Gli echi di tarantelle e l’azzurro cangiante del mare nell’ampia

baia e il profumo di vividi rossi gerani e di zagare in fiore

mi riportano con nostalgia e amore a tempi e luoghi lontani…

 

Su queste acque si affaccia La Rotonda e il mio paese, con le sue

orgogliose miserie, gli antichi problemi, le dignitose bellezze

e il fiero isolamento, mentre il grecale riporta i sogni omerici

e migranti in cerca d’improbabile fortuna tra ultimi e iellati,

e la tramontana spazza via giorno per giorno, col mare increspato

e rumoroso, ogni voglia di crescita, integrazione e di riscatto.

 

Ma cosa fare e dove andare per dare senso e motivo a nuovi

percorsi, con nuovi desideri, bisogni e stimoli? Sicuramente

da emigrante, qui i tempi sono e sono stati sempre tristi.

 

Lo ricorda ancora Alvaro, con magistrale e cesellata maestria…

Non è bella la vita dei pastori in Aspromonte, d’inverno,

quando i torbidi torrenti corrono al mare, e la terra sembra

navigare sulle acque. I pastori stanno nelle case costruite

di frasche e di fango, e dormono con gli animali. Vanno in giro

coi lunghi cappucci…I torrenti hanno una voce assordante.”

 

Assordante come la voce del grande stilese, che dal Consolino

ancora ammonisce, con indice inquisitore e coerente pensiero,

rifuggendo da tentazioni, compromessi e accattivanti lusinghe:

 

Io nacqui a debellar tre mali estremi: tirannide, sofismi,

ipocrisia; carestie, guerre, pesti, invidia, inganno, ingiustizia,

lussuria, accidia, sdegno, tutti a que’ tre gran mali sottostanno,

che nel cieco amor proprio, figlio degno d’ignoranza, radice

e fomento hanno.” Segno dei tempi e di quelli che verranno,

ancora privi della loro città del sole e delle altre utopie.

 

Ma debellar mali è difficile qui e forse inutile, ce lo ricordano

tutti i martiri, compresi quelli uccisi nella bella Gerace: Bello,

Mazzoni, Ruffo, Salvatori, Verduci. Precursori di libertà.

 

E gli fa eco “speranzoso” il più noto scrittore palmese: “Quando

fu il giorno della Calabria, Dio dedicò tempo e arte a modellare

un capolavoro, suscitando la reazione distruttiva del maligno,

che aggiunse tutte le calamità possibili, dalla violenza alla miseria,

dall’emigrazione al bisogno della libertà e del meglio”. “In ogni cosa

il meglio è la misura”, da tempo sentenzia inascoltato il Maestro.

 

Non amo ritornare ogni anno allo stesso Lido – ma il richiamo

è pressante – ad accumulare ricordi, visioni ed emozioni…
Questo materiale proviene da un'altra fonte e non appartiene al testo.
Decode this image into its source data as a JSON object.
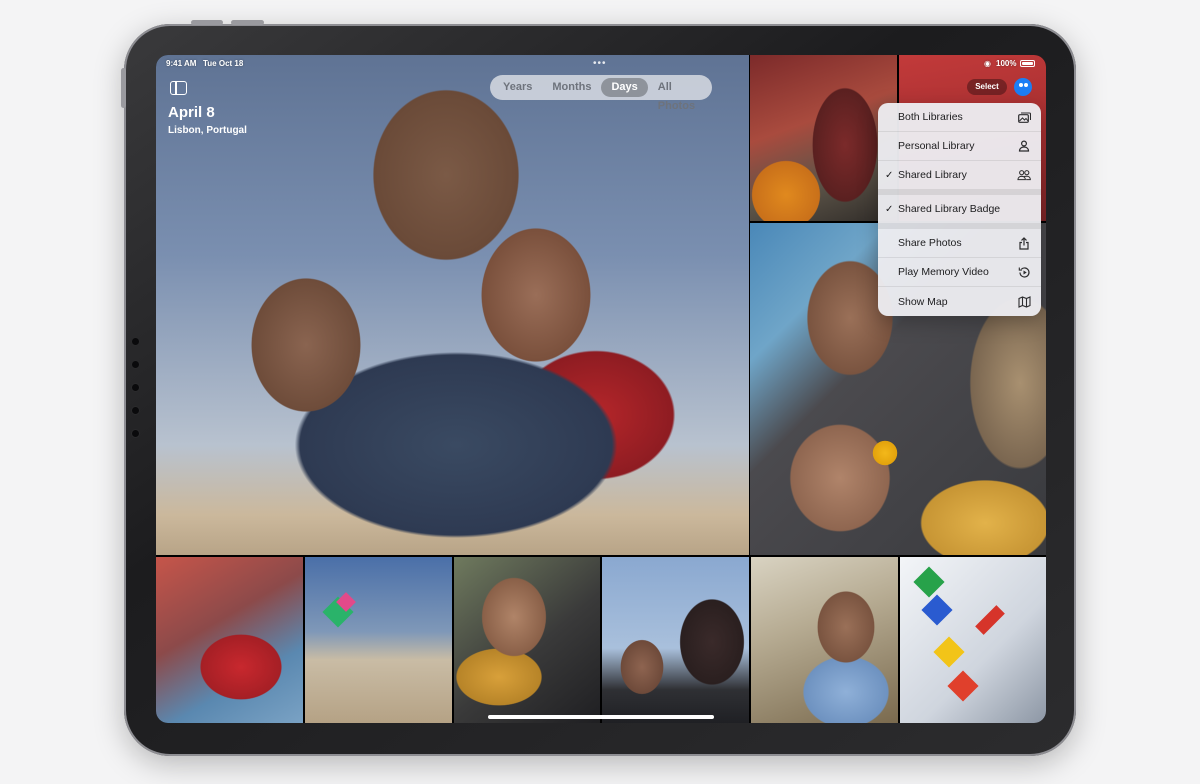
{
  "status_bar": {
    "time": "9:41 AM",
    "date": "Tue Oct 18",
    "battery": "100%"
  },
  "header": {
    "title": "April 8",
    "location": "Lisbon, Portugal"
  },
  "view_tabs": [
    {
      "label": "Years",
      "active": false
    },
    {
      "label": "Months",
      "active": false
    },
    {
      "label": "Days",
      "active": true
    },
    {
      "label": "All Photos",
      "active": false
    }
  ],
  "toolbar": {
    "select_label": "Select"
  },
  "menu": {
    "items": [
      {
        "label": "Both Libraries",
        "checked": false,
        "icon": "photo-stack-icon"
      },
      {
        "label": "Personal Library",
        "checked": false,
        "icon": "person-icon"
      },
      {
        "label": "Shared Library",
        "checked": true,
        "icon": "two-people-icon"
      },
      {
        "label": "Shared Library Badge",
        "checked": true,
        "icon": ""
      },
      {
        "label": "Share Photos",
        "checked": false,
        "icon": "share-icon"
      },
      {
        "label": "Play Memory Video",
        "checked": false,
        "icon": "play-memory-icon"
      },
      {
        "label": "Show Map",
        "checked": false,
        "icon": "map-icon"
      }
    ],
    "check_glyph": "✓"
  },
  "colors": {
    "accent": "#1c7ef5",
    "segment_active": "#8e939b"
  }
}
Sdraiato su un comodo lettino di mare, mi par di vedere ancora

i velieri alla fonda in attesa di caricare il prezioso legname

d’Aspromonte, volano economico un tempo insieme a Siba e Rica.

 

Nel silenzio della calura estiva, da un finestrone della Rotonda

si sente la voce del sig. Francesco: “Alessandro, mi raccomando,

controlla il 71” e quella del sig. Bastiano, rivolta ad Enzo “Artusi”:

ma l’acqua di mare la devo prendere a mare?” In attesa a distanza

tenta un audace gabbiano di riaffermare il dominio sulla risacca.